Hepatitis B infant shot: Health experts concerned over potential changes in vaccine panel's guidance
The Centers for Disease Control and Prevention headquarters in Atlanta. Credit: AP/Miguel Martinez
As U.S. Health Secretary Robert F. Kennedy Jr.'s vaccine advisory panel gears up to debate hepatitis B immunization for infants this week, health experts say that delaying the shot usually given at birth will lead to preventable deaths and conditions like liver cancer.
The Centers for Disease Control and Prevention panel is scheduled to vote on its guidance on the newborn hepatitis B vaccine during its two-day meeting in Atlanta starting Thursday. The disease can be passed from mother to child, and can also be transmitted through sexual intercourse and the sharing of needles.

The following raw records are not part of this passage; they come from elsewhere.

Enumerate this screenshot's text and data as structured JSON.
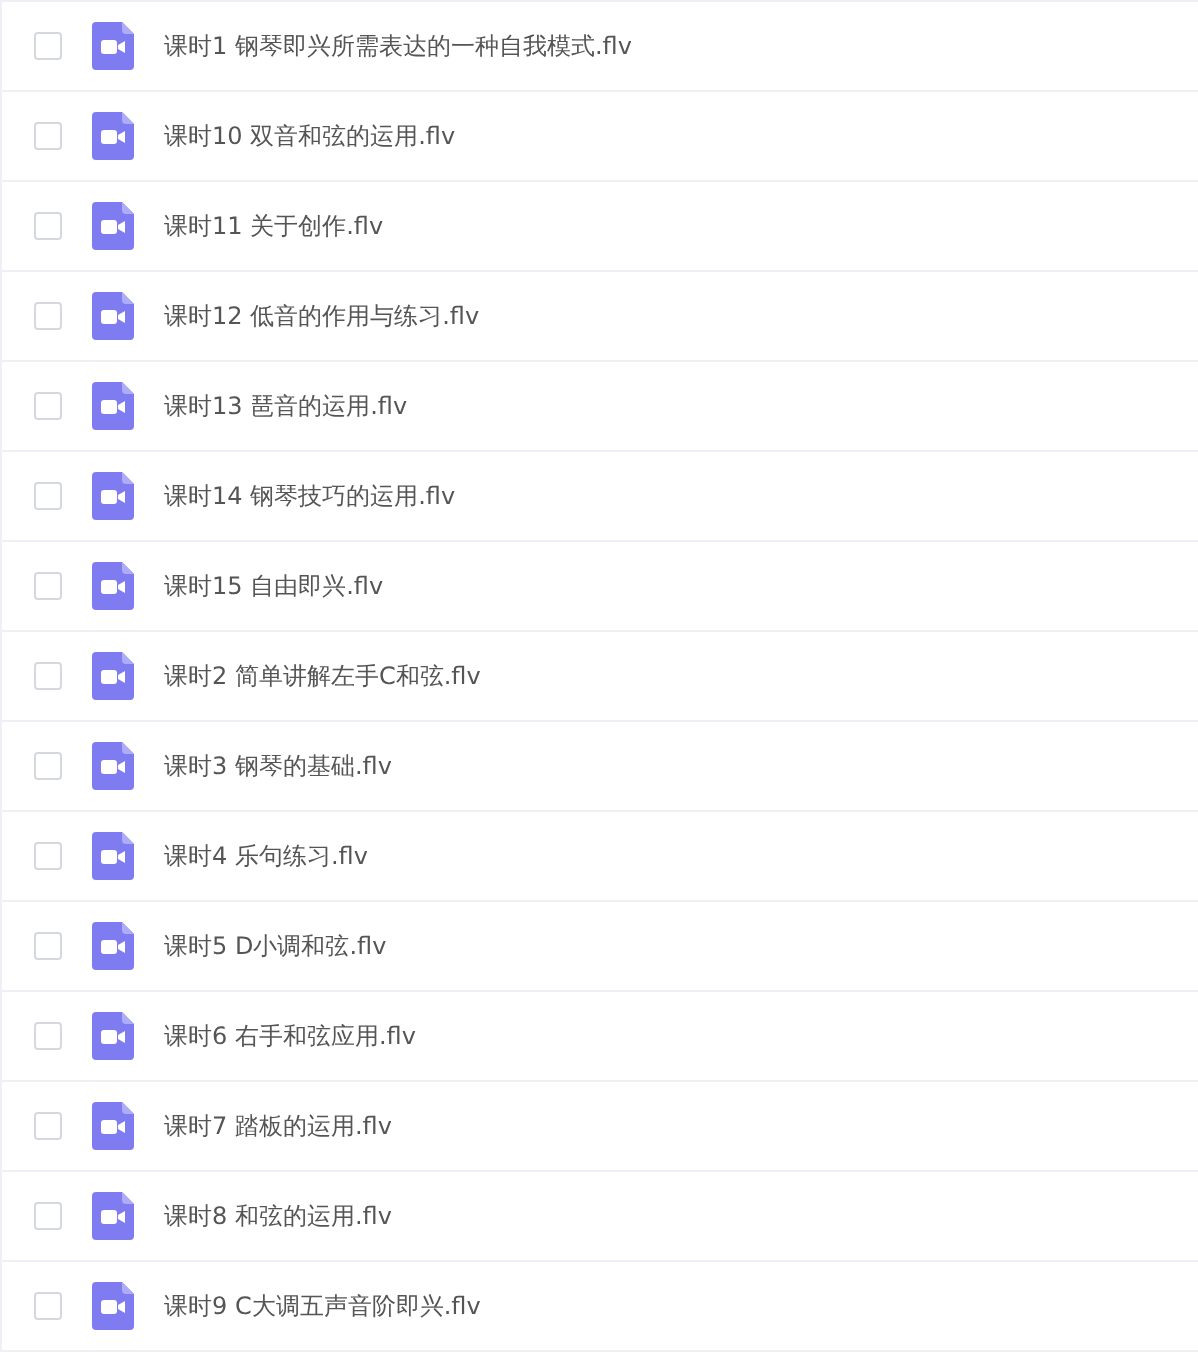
{
  "files": [
    {
      "name": "课时1 钢琴即兴所需表达的一种自我模式.flv",
      "checked": false
    },
    {
      "name": "课时10 双音和弦的运用.flv",
      "checked": false
    },
    {
      "name": "课时11 关于创作.flv",
      "checked": false
    },
    {
      "name": "课时12 低音的作用与练习.flv",
      "checked": false
    },
    {
      "name": "课时13 琶音的运用.flv",
      "checked": false
    },
    {
      "name": "课时14 钢琴技巧的运用.flv",
      "checked": false
    },
    {
      "name": "课时15 自由即兴.flv",
      "checked": false
    },
    {
      "name": "课时2 简单讲解左手C和弦.flv",
      "checked": false
    },
    {
      "name": "课时3 钢琴的基础.flv",
      "checked": false
    },
    {
      "name": "课时4 乐句练习.flv",
      "checked": false
    },
    {
      "name": "课时5 D小调和弦.flv",
      "checked": false
    },
    {
      "name": "课时6 右手和弦应用.flv",
      "checked": false
    },
    {
      "name": "课时7 踏板的运用.flv",
      "checked": false
    },
    {
      "name": "课时8 和弦的运用.flv",
      "checked": false
    },
    {
      "name": "课时9 C大调五声音阶即兴.flv",
      "checked": false
    }
  ]
}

Several panel members during a September meeting talked about delaying the birth dose of hepatitis vaccine but the group didn’t vote on the matter at that time.
At least 1,400 children each year could get a hepatitis B infection if the initial jab given to infants at birth was delayed by two months, according to an analysis done by researchers and public health experts, released Monday. More than 470 deaths could occur as a result, the analysis said.
And the deferred shot could result in more than $220 million in additional medical costs, according to the research, which was done in partnership with the Hepatitis B Foundation and several other groups.
"When vaccination is delayed, whether by months or by years, we see predictable and preventable increases in new infections, chronic disease, liver cancer, and related deaths; these findings show how important timely protection at birth is for safeguarding children’s long-term health, ” Eric Hall, lead author of the research and a professor at Oregon Health & Science University — Portland State University School of Public Health, said in a statement.
The advisory committee provides certain vaccine-use guidance to the CDC, which the agency’s directors and many physicians typically follow.
This year, Kennedy, who has a history of expressing anti-vaccine views, terminated members of the committee and installed several people who have espoused similar opinions. Recently, the committee chose not to endorse COVID-19 vaccinations, leaving it as a personal choice.
For over three decades, healthy infants have been given a hepatitis B shot at birth, with subsequent jabs given during childhood, according to a report this week from the University of Minnesota’s Vaccine Integrity Project. Because of vaccination, the rate of hepatitis B virus among children has gone down by 99%.
Experts say vaccination remains an essential tool because some pregnant women aren’t tested for hepatitis B. And without preventive care, roughly 90% of infants who get hepatitis B around birth will have a chronic hepatitis B infection, the paper said, citing other research.
Daniel Raymond, director of policy at the National Viral Hepatitis Roundtable, said in the statement that "delaying HepB birth dose immunization jeopardizes the health of our children and three decades of progress towards hepatitis B elimination."